Neben dem deutschen Soziologen Oskar Negt und der britischen Extremismusforscherin Katherine Brown, trägt dort am Freitagnachmittag auch Bernhard Irrgang vor, der an der TU Dresden die Professur für Technikphilosophie innehat. Unter dem Titel "Roboter überall - der neue Glaube an die Maschinen" wird er die Auswirkungen der zunehmenden Technisierung thematisieren.

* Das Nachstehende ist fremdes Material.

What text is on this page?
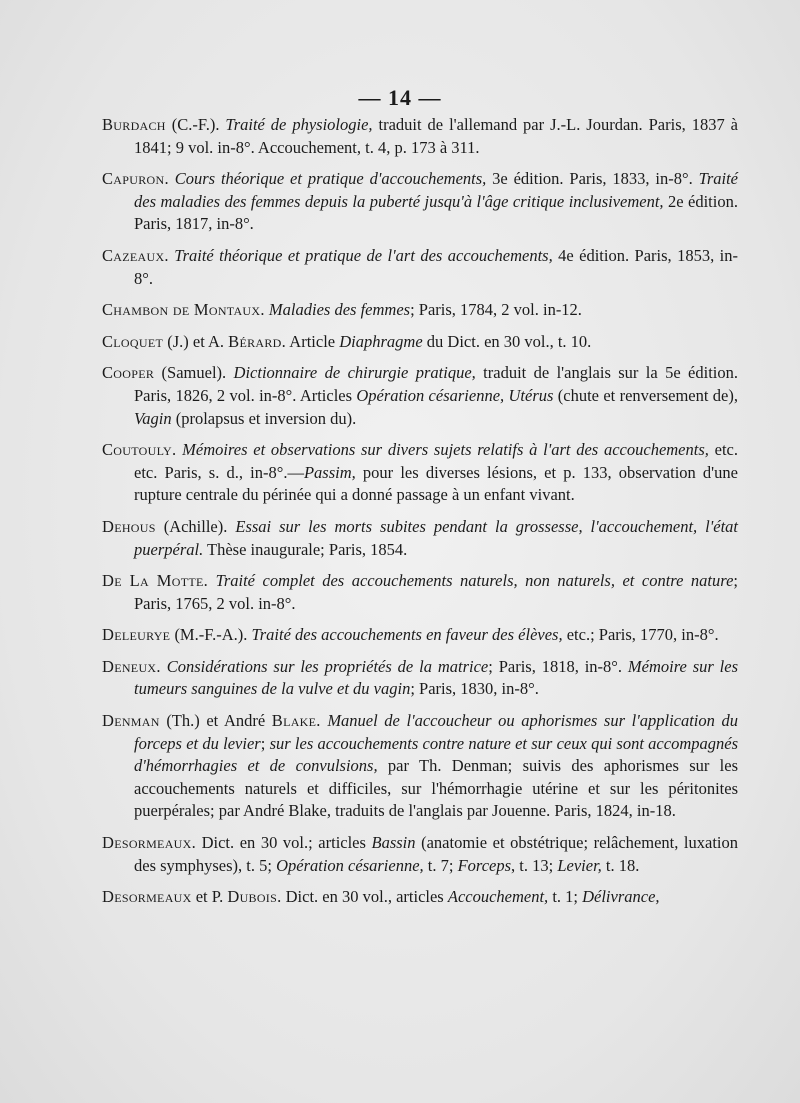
— 14 —

Burdach (C.-F.). Traité de physiologie, traduit de l'allemand par J.-L. Jourdan. Paris, 1837 à 1841; 9 vol. in-8°. Accouchement, t. 4, p. 173 à 311.

Capuron. Cours théorique et pratique d'accouchements, 3e édition. Paris, 1833, in-8°. Traité des maladies des femmes depuis la puberté jusqu'à l'âge critique inclusivement, 2e édition. Paris, 1817, in-8°.

Cazeaux. Traité théorique et pratique de l'art des accouchements, 4e édition. Paris, 1853, in-8°.

Chambon de Montaux. Maladies des femmes; Paris, 1784, 2 vol. in-12.

Cloquet (J.) et A. Bérard. Article Diaphragme du Dict. en 30 vol., t. 10.

Cooper (Samuel). Dictionnaire de chirurgie pratique, traduit de l'anglais sur la 5e édition. Paris, 1826, 2 vol. in-8°. Articles Opération césarienne, Utérus (chute et renversement de), Vagin (prolapsus et inversion du).

Coutouly. Mémoires et observations sur divers sujets relatifs à l'art des accouchements, etc. etc. Paris, s. d., in-8°.—Passim, pour les diverses lésions, et p. 133, observation d'une rupture centrale du périnée qui a donné passage à un enfant vivant.

Dehous (Achille). Essai sur les morts subites pendant la grossesse, l'accouchement, l'état puerpéral. Thèse inaugurale; Paris, 1854.

De La Motte. Traité complet des accouchements naturels, non naturels, et contre nature; Paris, 1765, 2 vol. in-8°.

Deleurye (M.-F.-A.). Traité des accouchements en faveur des élèves, etc.; Paris, 1770, in-8°.

Deneux. Considérations sur les propriétés de la matrice; Paris, 1818, in-8°. Mémoire sur les tumeurs sanguines de la vulve et du vagin; Paris, 1830, in-8°.

Denman (Th.) et André Blake. Manuel de l'accoucheur ou aphorismes sur l'application du forceps et du levier; sur les accouchements contre nature et sur ceux qui sont accompagnés d'hémorrhagies et de convulsions, par Th. Denman; suivis des aphorismes sur les accouchements naturels et difficiles, sur l'hémorrhagie utérine et sur les péritonites puerpérales; par André Blake, traduits de l'anglais par Jouenne. Paris, 1824, in-18.

Desormeaux. Dict. en 30 vol.; articles Bassin (anatomie et obstétrique; relâchement, luxation des symphyses), t. 5; Opération césarienne, t. 7; Forceps, t. 13; Levier, t. 18.

Desormeaux et P. Dubois. Dict. en 30 vol., articles Accouchement, t. 1; Délivrance,
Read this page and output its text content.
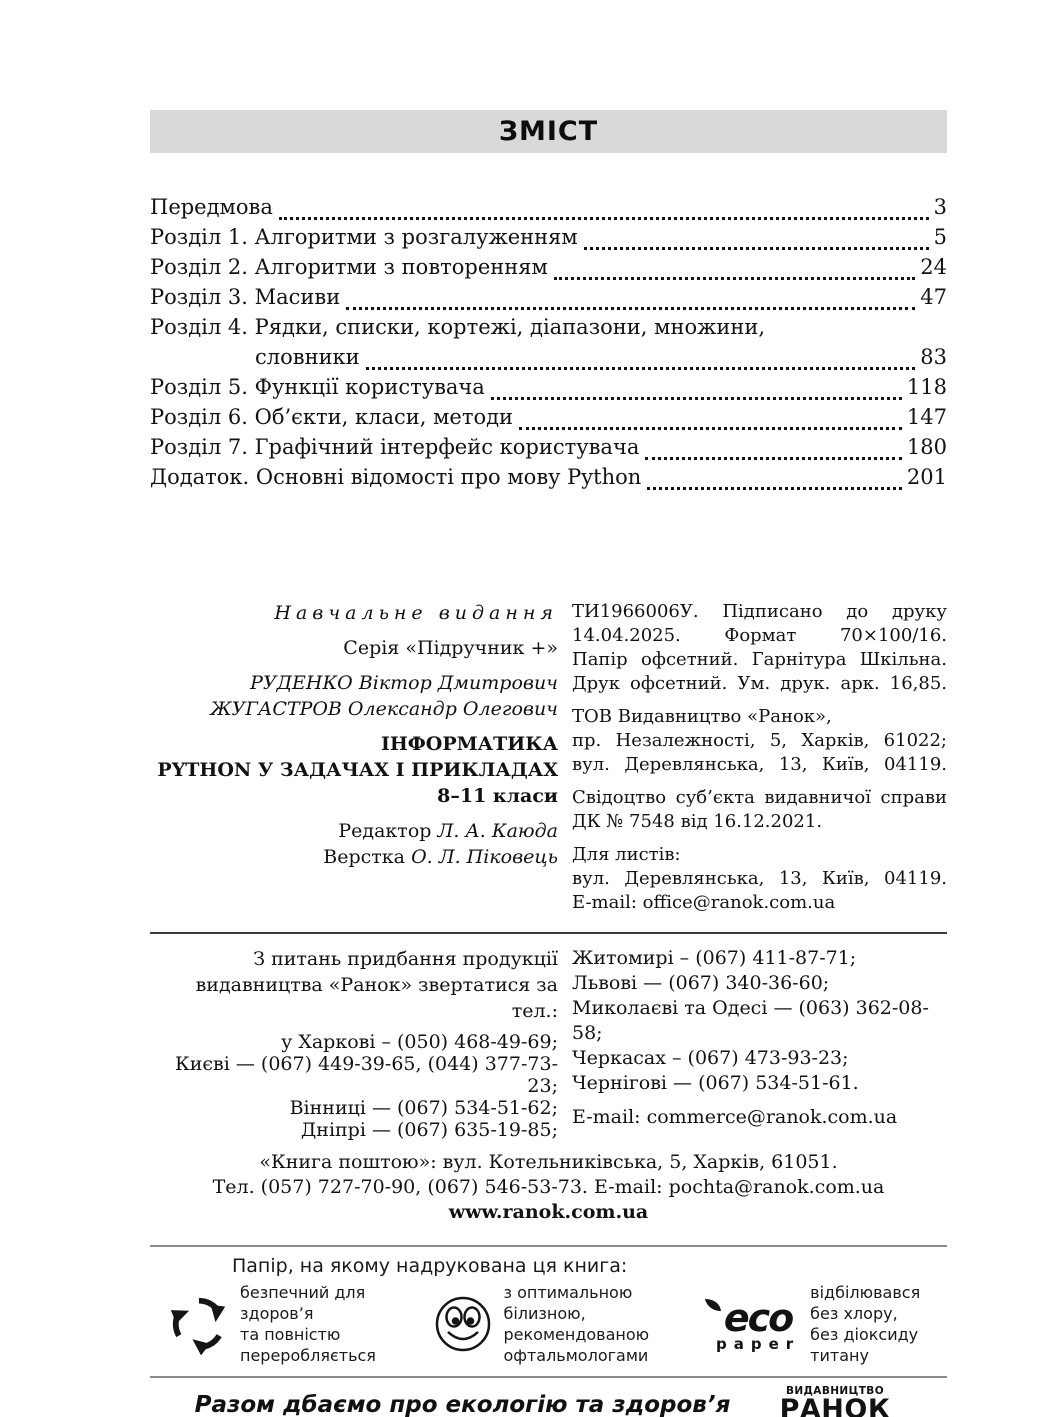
ЗМІСТ
Передмова	3
Розділ 1. Алгоритми з розгалуженням	5
Розділ 2. Алгоритми з повторенням	24
Розділ 3. Масиви	47
Розділ 4. Рядки, списки, кортежі, діапазони, множини,
словники	83
Розділ 5. Функції користувача	118
Розділ 6. Об’єкти, класи, методи	147
Розділ 7. Графічний інтерфейс користувача	180
Додаток. Основні відомості про мову Python	201
Навчальне видання
Серія «Підручник +»
РУДЕНКО Віктор Дмитрович
ЖУГАСТРОВ Олександр Олегович
ІНФОРМАТИКА
PYTHON У ЗАДАЧАХ І ПРИКЛАДАХ
8–11 класи
Редактор Л. А. Каюда
Верстка О. Л. Піковець
ТИ1966006У. Підписано до друку
14.04.2025. Формат 70×100/16.
Папір офсетний. Гарнітура Шкільна.
Друк офсетний. Ум. друк. арк. 16,85.
ТОВ Видавництво «Ранок»,
пр. Незалежності, 5, Харків, 61022;
вул. Деревлянська, 13, Київ, 04119.
Свідоцтво суб’єкта видавничої справи
ДК № 7548 від 16.12.2021.
Для листів:
вул. Деревлянська, 13, Київ, 04119.
E-mail: office@ranok.com.ua
З питань придбання продукції
видавництва «Ранок» звертатися за тел.:
у Харкові – (050) 468-49-69;
Києві — (067) 449-39-65, (044) 377-73-23;
Вінниці — (067) 534-51-62;
Дніпрі — (067) 635-19-85;
Житомирі – (067) 411-87-71;
Львові — (067) 340-36-60;
Миколаєві та Одесі — (063) 362-08-58;
Черкасах – (067) 473-93-23;
Чернігові — (067) 534-51-61.
E-mail: commerce@ranok.com.ua
«Книга поштою»: вул. Котельниківська, 5, Харків, 61051.
Тел. (057) 727-70-90, (067) 546-53-73. E-mail: pochta@ranok.com.ua
www.ranok.com.ua
Папір, на якому надрукована ця книга:
безпечний для здоров’я
та повністю
переробляється
з оптимальною білизною,
рекомендованою
офтальмологами
eco
paper
відбілювався
без хлору,
без діоксиду титану
Разом дбаємо про екологію та здоров’я
ВИДАВНИЦТВО
РАНОК
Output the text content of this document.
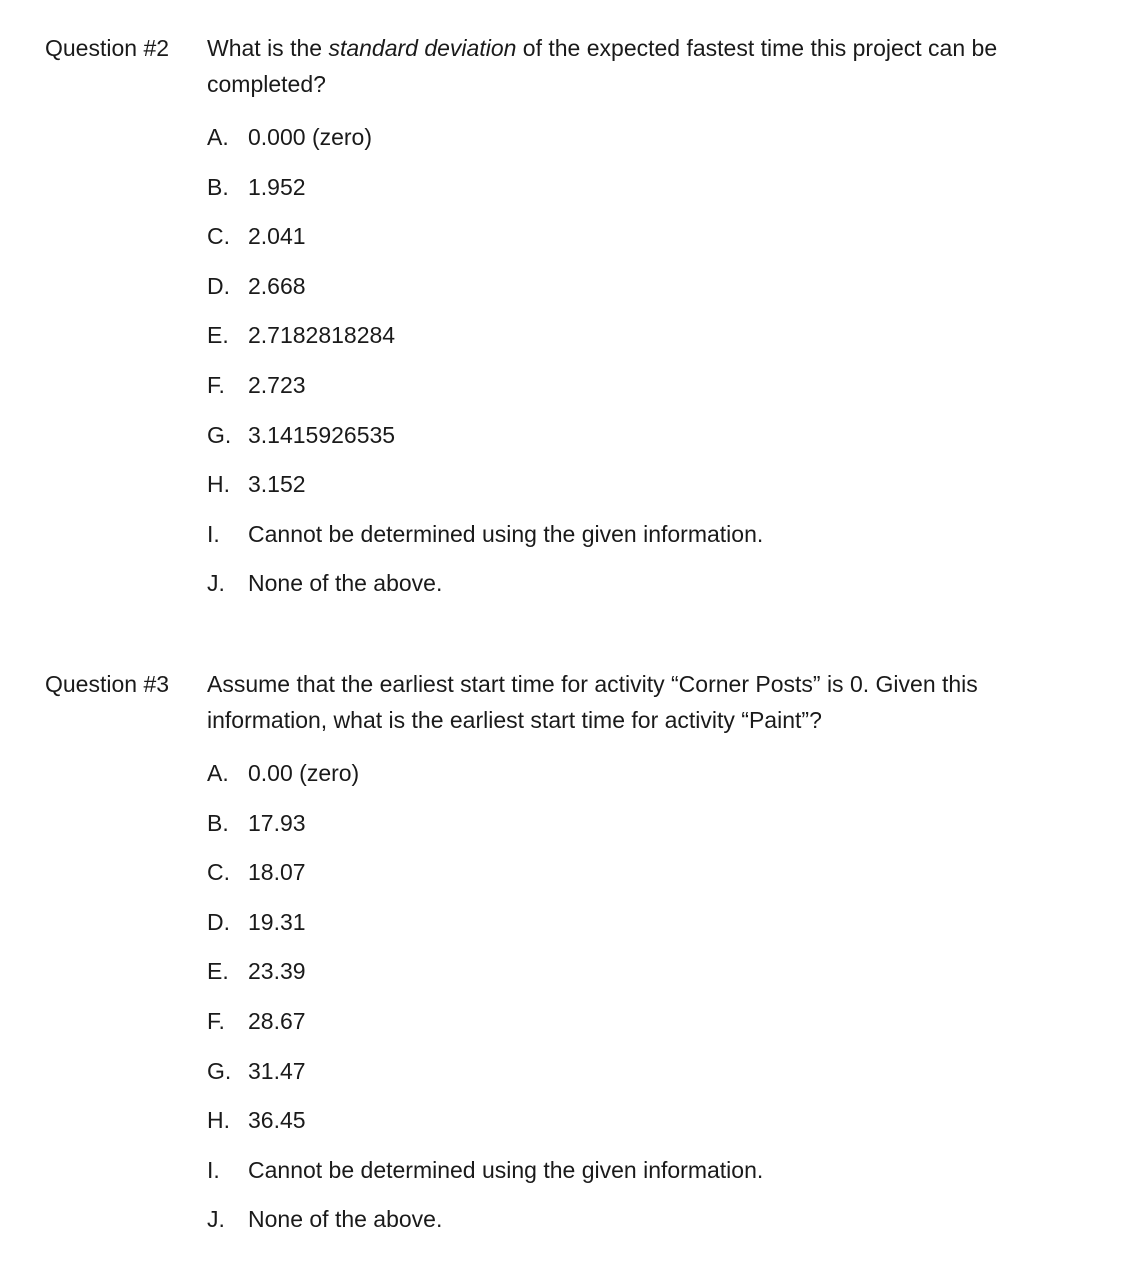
Question #2 What is the standard deviation of the expected fastest time this project can be completed?
A. 0.000 (zero)
B. 1.952
C. 2.041
D. 2.668
E. 2.7182818284
F. 2.723
G. 3.1415926535
H. 3.152
I. Cannot be determined using the given information.
J. None of the above.
Question #3 Assume that the earliest start time for activity “Corner Posts” is 0. Given this information, what is the earliest start time for activity “Paint”?
A. 0.00 (zero)
B. 17.93
C. 18.07
D. 19.31
E. 23.39
F. 28.67
G. 31.47
H. 36.45
I. Cannot be determined using the given information.
J. None of the above.
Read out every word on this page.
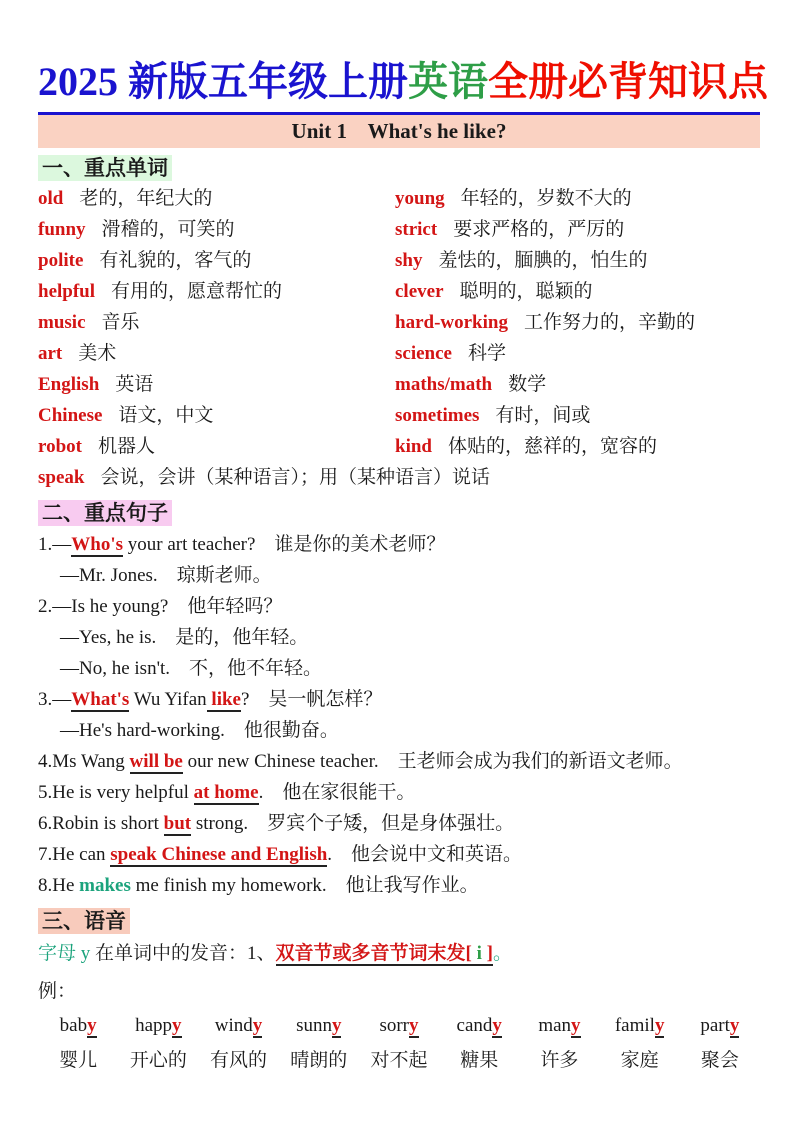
2025 新版五年级上册英语全册必背知识点
Unit 1    What's he like?
一、重点单词
old 老的，年纪大的	young 年轻的，岁数不大的
funny 滑稽的，可笑的	strict 要求严格的，严厉的
polite 有礼貌的，客气的	shy 羞怯的，腼腆的，怕生的
helpful 有用的，愿意帮忙的	clever 聪明的，聪颖的
music 音乐	hard-working 工作努力的，辛勤的
art 美术	science 科学
English 英语	maths/math 数学
Chinese 语文，中文	sometimes 有时，间或
robot 机器人	kind 体贴的，慈祥的，宽容的
speak 会说，会讲（某种语言）；用（某种语言）说话
二、重点句子
1.—Who's your art teacher?　谁是你的美术老师？
—Mr. Jones.　琼斯老师。
2.—Is he young?　他年轻吗？
—Yes, he is.　是的，他年轻。
—No, he isn't.　不，他不年轻。
3.—What's Wu Yifan like?　吴一帆怎样？
—He's hard-working.　他很勤奋。
4.Ms Wang will be our new Chinese teacher.　王老师会成为我们的新语文老师。
5.He is very helpful at home.　他在家很能干。
6.Robin is short but strong.　罗宾个子矮，但是身体强壮。
7.He can speak Chinese and English.　他会说中文和英语。
8.He makes me finish my homework.　他让我写作业。
三、语音
字母 y 在单词中的发音：1、双音节或多音节词末发[ i ]。
例：
baby	happy	windy	sunny	sorry	candy	many	family	party
婴儿	开心的	有风的	晴朗的	对不起	糖果	许多	家庭	聚会
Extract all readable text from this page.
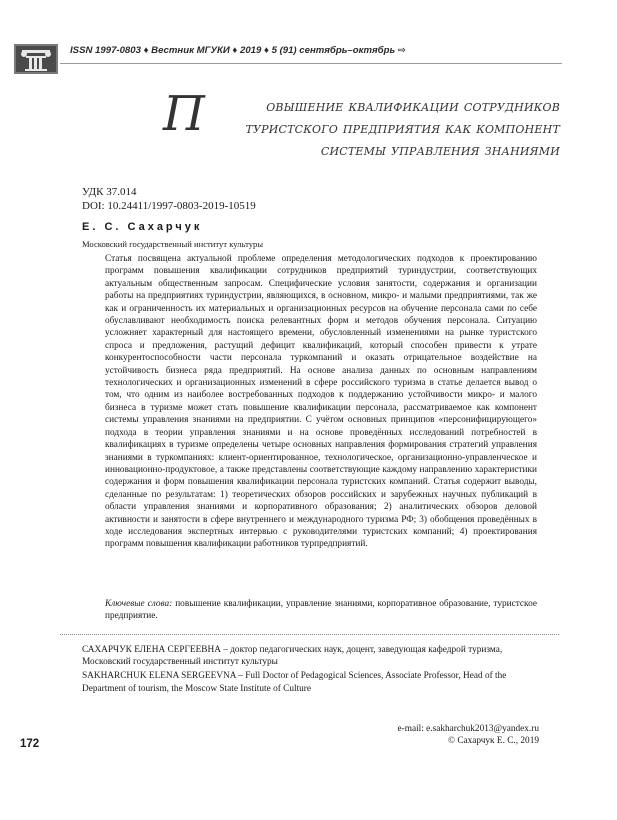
ISSN 1997-0803 ♦ Вестник МГУКИ ♦ 2019 ♦ 5 (91) сентябрь–октябрь ⇨
П	овышение квалификации сотрудников
туристского предприятия как компонент
системы управления знаниями
УДК 37.014
DOI: 10.24411/1997-0803-2019-10519
Е. С. Сахарчук
Московский государственный институт культуры
Статья посвящена актуальной проблеме определения методологических подходов к проектированию программ повышения квалификации сотрудников предприятий туриндустрии, соответствующих актуальным общественным запросам. Специфические условия занятости, содержания и организации работы на предприятиях туриндустрии, являющихся, в основном, микро- и малыми предприятиями, так же как и ограниченность их материальных и организационных ресурсов на обучение персонала сами по себе обуславливают необходимость поиска релевантных форм и методов обучения персонала. Ситуацию усложняет характерный для настоящего времени, обусловленный изменениями на рынке туристского спроса и предложения, растущий дефицит квалификаций, который способен привести к утрате конкурентоспособности части персонала туркомпаний и оказать отрицательное воздействие на устойчивость бизнеса ряда предприятий. На основе анализа данных по основным направлениям технологических и организационных изменений в сфере российского туризма в статье делается вывод о том, что одним из наиболее востребованных подходов к поддержанию устойчивости микро- и малого бизнеса в туризме может стать повышение квалификации персонала, рассматриваемое как компонент системы управления знаниями на предприятии. С учётом основных принципов «персонифицирующего» подхода в теории управления знаниями и на основе проведённых исследований потребностей в квалификациях в туризме определены четыре основных направления формирования стратегий управления знаниями в туркомпаниях: клиент-ориентированное, технологическое, организационно-управленческое и инновационно-продуктовое, а также представлены соответствующие каждому направлению характеристики содержания и форм повышения квалификации персонала туристских компаний. Статья содержит выводы, сделанные по результатам: 1) теоретических обзоров российских и зарубежных научных публикаций в области управления знаниями и корпоративного образования; 2) аналитических обзоров деловой активности и занятости в сфере внутреннего и международного туризма РФ; 3) обобщения проведённых в ходе исследования экспертных интервью с руководителями туристских компаний; 4) проектирования программ повышения квалификации работников турпредприятий.
Ключевые слова: повышение квалификации, управление знаниями, корпоративное образование, туристское предприятие.

САХАРЧУК ЕЛЕНА СЕРГЕЕВНА – доктор педагогических наук, доцент, заведующая кафедрой туризма, Московский государственный институт культуры

SAKHARCHUK ELENA SERGEEVNA – Full Doctor of Pedagogical Sciences, Associate Professor, Head of the Department of tourism, the Moscow State Institute of Culture

e-mail: e.sakharchuk2013@yandex.ru
© Сахарчук Е. С., 2019
172
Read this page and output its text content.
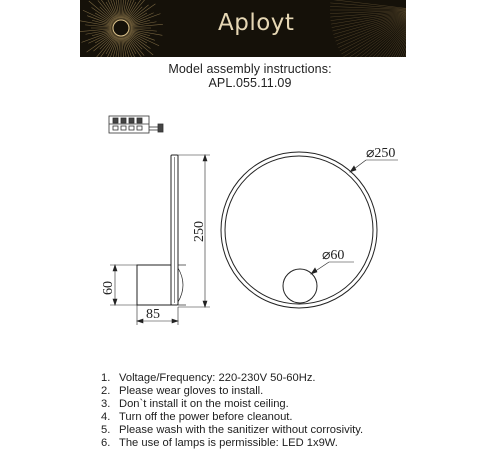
Aployt
Model assembly instructions:
APL.055.11.09
250
60
85
⌀250
⌀60
1. Voltage/Frequency: 220-230V 50-60Hz.
2. Please wear gloves to install.
3. Don`t install it on the moist ceiling.
4. Turn off the power before cleanout.
5. Please wash with the sanitizer without corrosivity.
6. The use of lamps is permissible: LED 1x9W.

Besondere Aufmerksamkeit wird Irrgang dabei auf die "gerade im Gang befindliche Umwandlung unserer Technologie von einer menschengesteuerten Technologie zu einer sich selbst steuernden Technologie" legen. Denn während die ersten Computer ausschließlich Befehle des Menschen aufnahmen und ausführten, gibt es immer mehr Systeme, in denen sich die technischen Objekte untereinander gewissermaßen selbst Befehle erteilen.

Internet der Dinge

Als Beispiel dafür nennt Irrgang Verkehrs- und Flugleitsysteme, aber auch das sogenannte "Internet der Dinge", in dem Objekte über das Internet miteinander vernetzt sind. In Smart Homes wird durch untereinander vernetzte Gegenstände eine technisierte Wohnumgebung geschaffen, die von außen gesteuert werden kann - oder sich selbst steuert: Bewegungssensoren kommunizieren mit dem Beleuchtungssystem, der Wecker mit der Kaffeemaschine.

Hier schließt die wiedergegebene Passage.